AI時代のビジュアルコンテンツで意識したいこと

「何を撮ったか」だけでなく「なぜそれを撮ったか」を伝える
制作の裏側、準備の過程を積極的に見せる
うまくいったことより、悩んだことや失敗した話に人格が出る
技術の説明より、その技術を使ってどんな人を助けたいかを語る
地域の空気感、季節感など、自分にしか切り取れない視点を大切にする

これ全部、AIには作れないものです。

「上手い人」より「この人に頼みたい」が最強。
結局のところ、これからの時代は「スキルが高い人」より「この人に頼みたい」と思ってもらえる人が強い。

上手い映像はたくさんある。でも「あなたに撮ってほしい」と思ってもらえるかどうかは、技術とは別の話です。

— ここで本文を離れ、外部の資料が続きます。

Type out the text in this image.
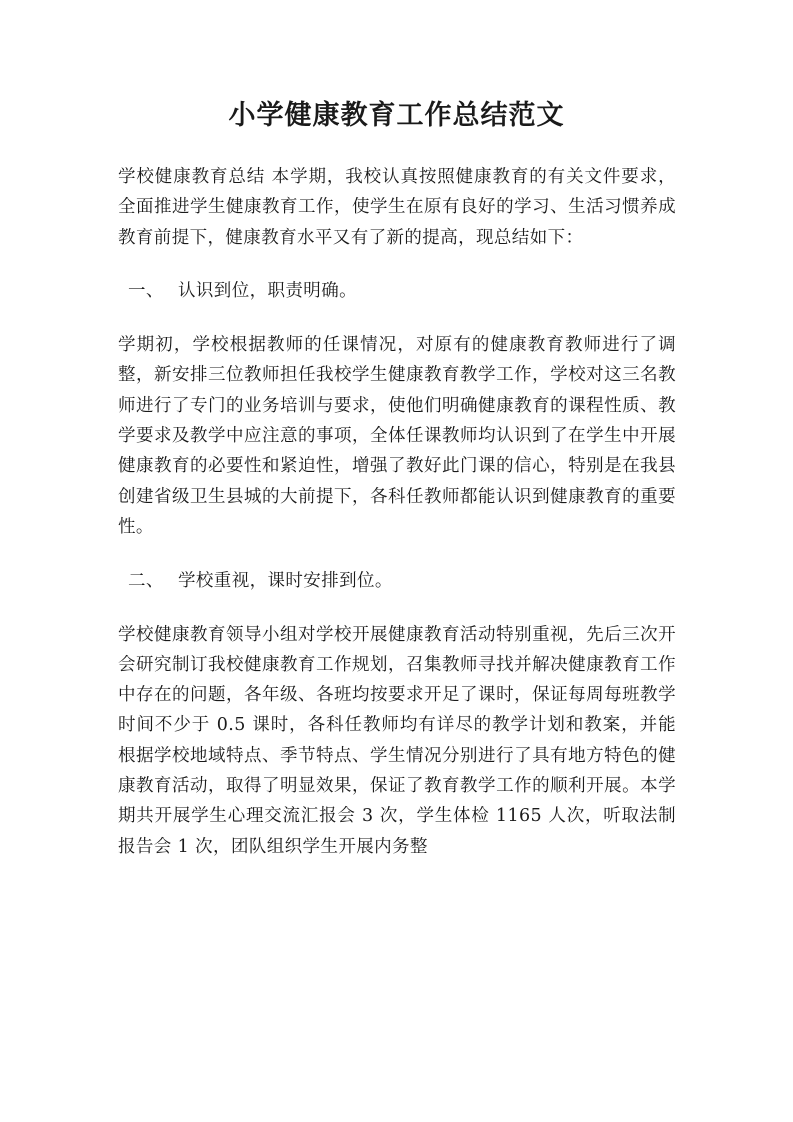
小学健康教育工作总结范文

学校健康教育总结 本学期，我校认真按照健康教育的有关文件要求，全面推进学生健康教育工作，使学生在原有良好的学习、生活习惯养成教育前提下，健康教育水平又有了新的提高，现总结如下：

一、 认识到位，职责明确。

学期初，学校根据教师的任课情况，对原有的健康教育教师进行了调整，新安排三位教师担任我校学生健康教育教学工作，学校对这三名教师进行了专门的业务培训与要求，使他们明确健康教育的课程性质、教学要求及教学中应注意的事项，全体任课教师均认识到了在学生中开展健康教育的必要性和紧迫性，增强了教好此门课的信心，特别是在我县创建省级卫生县城的大前提下，各科任教师都能认识到健康教育的重要性。

二、 学校重视，课时安排到位。

学校健康教育领导小组对学校开展健康教育活动特别重视，先后三次开会研究制订我校健康教育工作规划，召集教师寻找并解决健康教育工作中存在的问题，各年级、各班均按要求开足了课时，保证每周每班教学时间不少于 0.5 课时，各科任教师均有详尽的教学计划和教案，并能根据学校地域特点、季节特点、学生情况分别进行了具有地方特色的健康教育活动，取得了明显效果，保证了教育教学工作的顺利开展。本学期共开展学生心理交流汇报会 3 次，学生体检 1165 人次，听取法制报告会 1 次，团队组织学生开展内务整
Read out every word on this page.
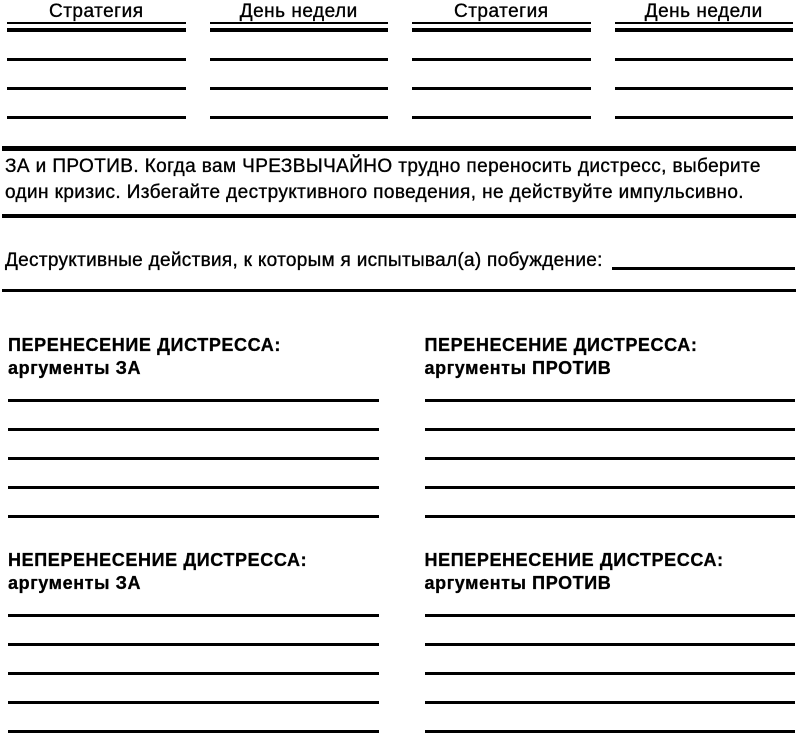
Стратегия	День недели	Стратегия	День недели
ЗА и ПРОТИВ. Когда вам ЧРЕЗВЫЧАЙНО трудно переносить дистресс, выберите
один кризис. Избегайте деструктивного поведения, не действуйте импульсивно.
Деструктивные действия, к которым я испытывал(а) побуждение:
ПЕРЕНЕСЕНИЕ ДИСТРЕССА:
аргументы ЗА
ПЕРЕНЕСЕНИЕ ДИСТРЕССА:
аргументы ПРОТИВ
НЕПЕРЕНЕСЕНИЕ ДИСТРЕССА:
аргументы ЗА
НЕПЕРЕНЕСЕНИЕ ДИСТРЕССА:
аргументы ПРОТИВ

AIに情報は任せていい。人間がやるべきは、人格を見せること。
かくいうAME TSUCHIとはいうと一人でやってるので、なかなか自分のことを発信するのが後回しになりがちなのが正直なところですが(笑)、自分自身も実践していかないとなと改めて思っています。

FAQ

Q. 個人事業主がSNSで「人格発信」するって、具体的にどういうこと?
ノウハウや実績だけでなく、仕事への考え方、失敗した話、日常の気づきなども含めて発信することです。「この人はこういう人間だ」が伝わると、信頼につながりやすい。

Q. 映像クオリティは低くてもいいということ?
違います。技術は大前提として必要。ただ、技術だけでは選ばれにくい時代になってきた、ということです。

Q. AIで作った文章や映像を使ってもいいの?
使い方次第だと思っています。AIに情報整理や編集補助を任せながら、そこに人間の経験や視点を乗せていくのが自然な形じゃないでしょうか。

Q. 人格発信って、プライベートをさらけ出すこと?
そうではなくて、仕事への姿勢や価値観が伝わることが本質だと思います。プライベートの開示は必須じゃありません。